I once laid these out side by side in a post comparing Deming's 14 Points and the Toyota Way, if you want the line-by-line. Liker has said the number 14 was mostly a coincidence, not a deliberate echo of Deming. The two arrived at their lists independently. What they share is a worldview: most problems live in the system, not in the individual, and management owns the system.
Where It Gets More Complicated
Here's where I'd be careful. It's tempting to treat the 14 Points as a checklist and grade Toyota point by point, as if the company passes or fails each one. That misreads both Deming and Toyota.
Toyota people I've talked with don't describe their work as “doing Deming.” They describe it as the Toyota Production System, or the Toyota Way, developed over decades through their own experiments, their own mistakes, and the contributions of people like Taiichi Ohno. Deming was an important influence. He was not the blueprint.
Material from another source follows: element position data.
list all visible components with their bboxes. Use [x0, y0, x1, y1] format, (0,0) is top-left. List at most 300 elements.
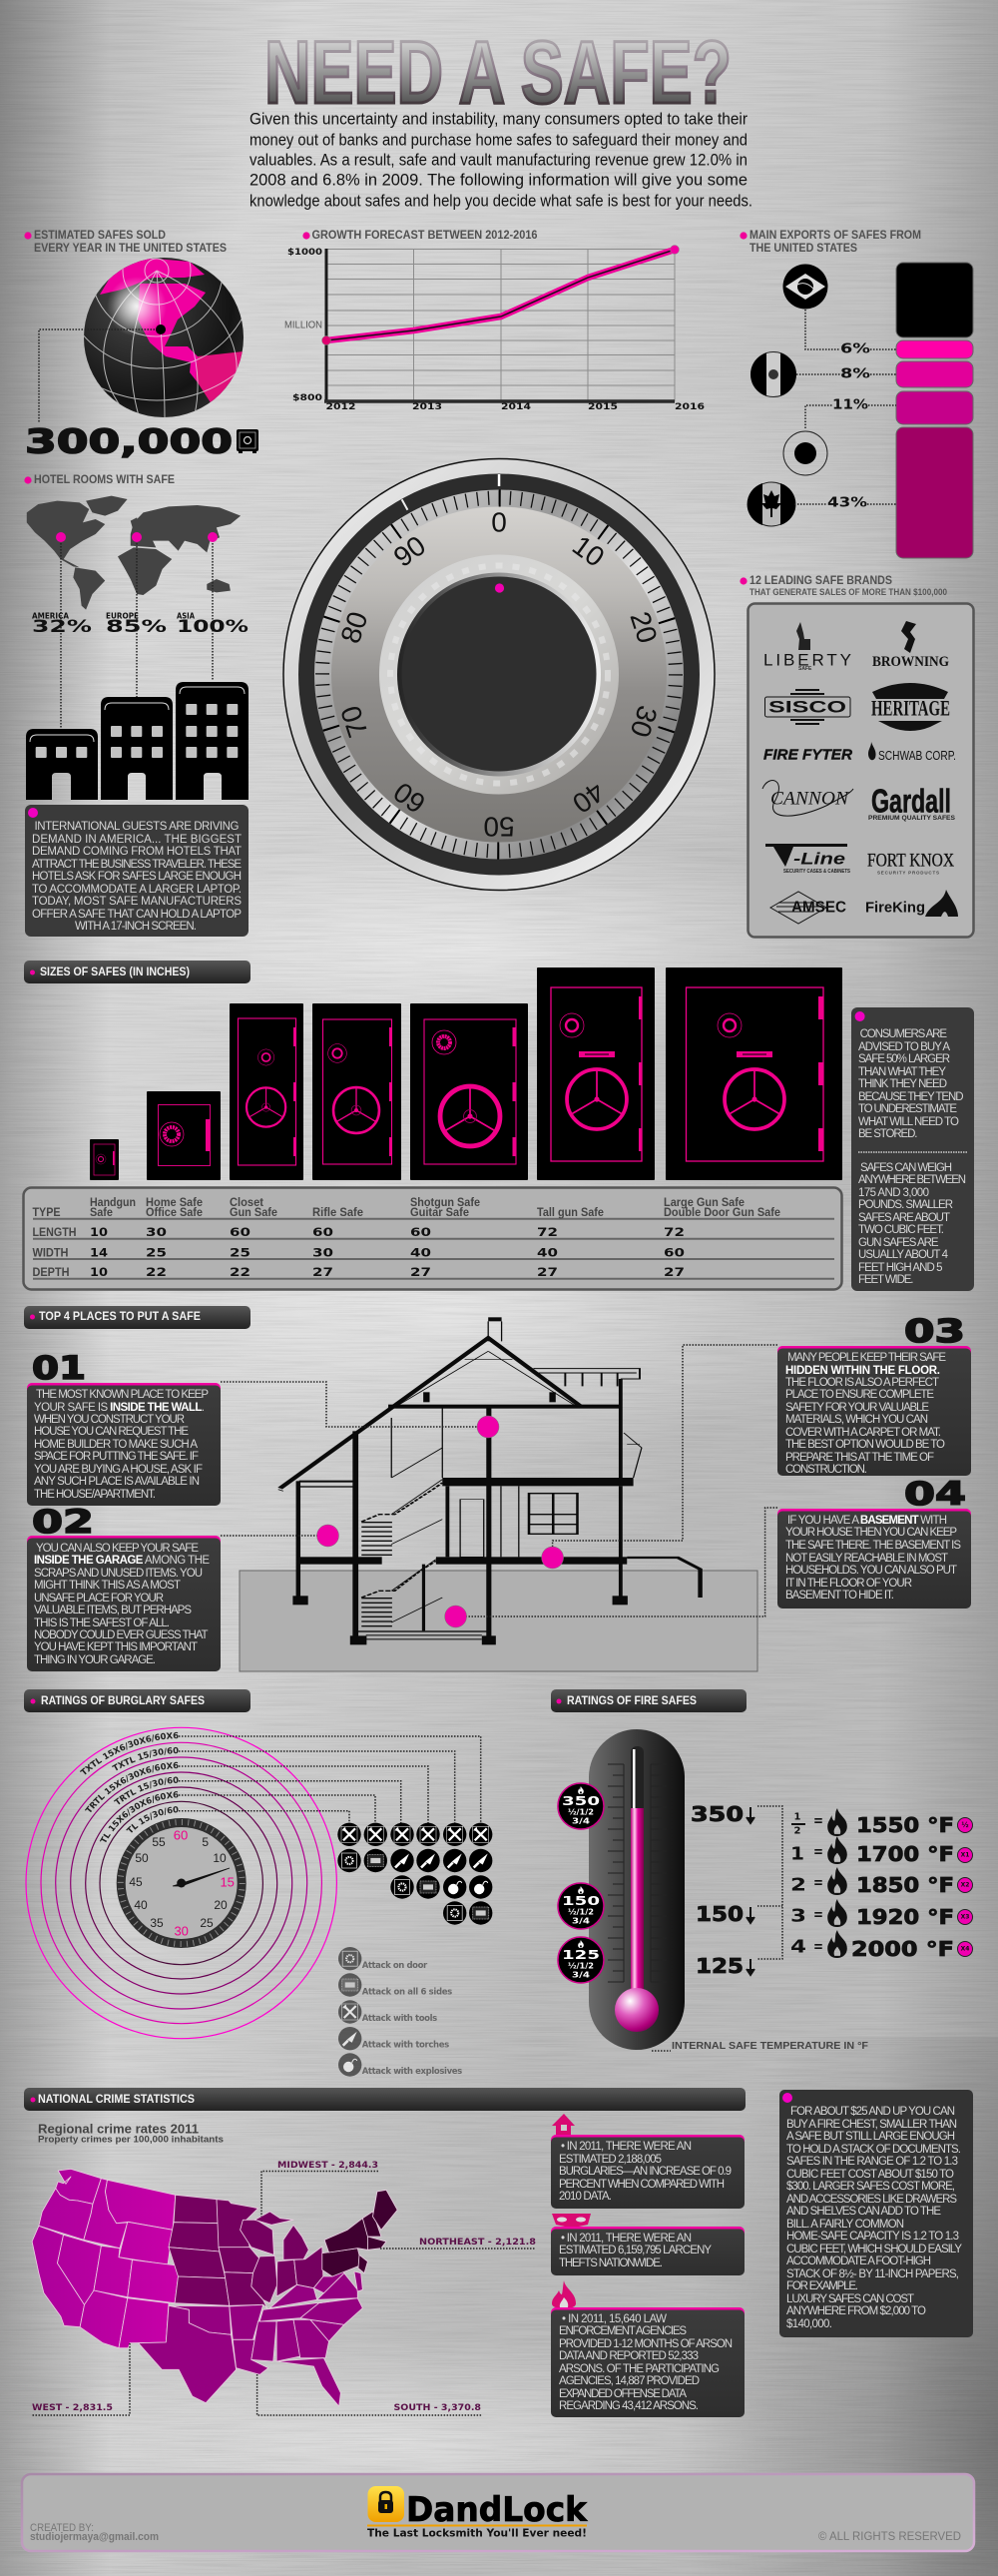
- region labels: [31, 2161, 536, 2415]
- icon: Japan flag: [783, 431, 827, 475]
- labels: 43%: [827, 495, 867, 511]
- map title: Property crimes per 100,000 inhabitants: [38, 2135, 224, 2145]
- sizes table: 27: [410, 1265, 431, 1279]
- rating row: 2 hours: 1850 °F: [856, 1873, 954, 1897]
- timer dial: [117, 1818, 247, 1948]
- step 03: MANY PEOPLE KEEP THEIR SAFE: [787, 1352, 946, 1364]
- section header: [551, 1689, 747, 1712]
- logo: Schwab Corp: [868, 742, 956, 763]
- step 01: YOU ARE BUYING A HOUSE, ASK IF: [34, 1464, 203, 1476]
- connectors: [221, 1345, 777, 1616]
- intro paragraph: [250, 110, 752, 210]
- logo: Sisco: [764, 690, 850, 724]
- line chart: $1000: [287, 248, 322, 258]
- text box: consumers advice: ADVISED TO BUY A: [858, 1041, 950, 1053]
- rating row: 1 hour: [790, 1836, 972, 1866]
- sizes table: Office Safe: [146, 1205, 203, 1219]
- callout: arson: REGARDING 43,412 ARSONS.: [559, 2400, 699, 2412]
- sizes table: 72: [537, 1225, 558, 1239]
- callout: arson: [551, 2307, 745, 2417]
- text box: consumers advice: THINK THEY NEED: [858, 1078, 947, 1090]
- combination dial: 0: [491, 507, 507, 537]
- icon: Canada flag: [748, 482, 795, 526]
- logo: Gardall: [868, 783, 955, 822]
- callout: fire chest costs: FOR ABOUT $25 AND UP YOU CAN: [790, 2106, 955, 2118]
- attack icon grid: [337, 1823, 492, 1925]
- panel: top 4 places: [24, 1306, 971, 1671]
- line chart: $800: [292, 393, 322, 403]
- safe: home/office: [147, 1091, 221, 1180]
- house cross-section: [278, 1317, 701, 1644]
- legend: Attack on door: [362, 1961, 428, 1971]
- step 03: THE BEST OPTION WOULD BE TO: [785, 1439, 945, 1451]
- timer dial: 5: [202, 1835, 209, 1849]
- step 01: ANY SUCH PLACE IS AVAILABLE IN: [34, 1476, 200, 1488]
- title: NEED A SAFE?: [264, 22, 732, 122]
- safe: tall gun: [537, 967, 655, 1180]
- step 02: 02: [32, 1503, 94, 1541]
- sizes table: Home Safe: [146, 1195, 203, 1209]
- sizes table: Rifle Safe: [312, 1205, 363, 1219]
- sizes table: LENGTH: [32, 1225, 76, 1239]
- legend: Attack with explosives: [362, 2067, 462, 2077]
- callout: larceny: • IN 2011, THERE WERE AN: [561, 2233, 692, 2245]
- safe: rifle: [312, 1003, 401, 1180]
- callout: arson: EXPANDED OFFENSE DATA: [559, 2388, 687, 2400]
- step 02: [27, 1503, 221, 1671]
- step 01: 01: [32, 1349, 86, 1387]
- badge: 125: ½/1/2: [568, 1961, 594, 1971]
- timer dial: 50: [135, 1851, 149, 1865]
And the 14 Points were written for an American manufacturing audience at a particular moment. Some translate cleanly into any setting. Others target specific practices of that time. Asking whether Toyota “follows” all 14 the way you'd follow a recipe assumes the 14 Points were meant to be followed that way. I don't think they were. Deming was trying to change how managers think, not hand them a compliance form.
So the most accurate answer is something like: Toyota was deeply influenced by Deming, the two share a great deal at the level of philosophy, and Toyota built something of its own.
Posters Versus Practice
Which brings me back to those display cases in Livonia.
The Livonia Philosophy document, I later learned, had been signed by some thirty people. It used the right words. It named trust, respect, quality, safety. None of that kept it alive once a new plant manager decided otherwise. The words on the wall were never the problem. What happened, or stopped happening, in the meetings and on the floor is where you found out what the plant actually believed.
I've seen the poster version many times since, with Lean instead of Deming, or with whatever the current language happens to be. A poster is easy. Driving out fear is hard. Ending the dependence on inspection means rethinking how the whole place works, and that takes years, and it can be undone by a single leadership change.
So maybe the more useful question isn't whether Toyota follows all 14 Points. It's why one company can absorb Deming so completely that its chairman thinks about him every day, while another can frame his ideas, mount them in a glass case, and change almost nothing. And whether anyone in your own organization would notice if the posters came down.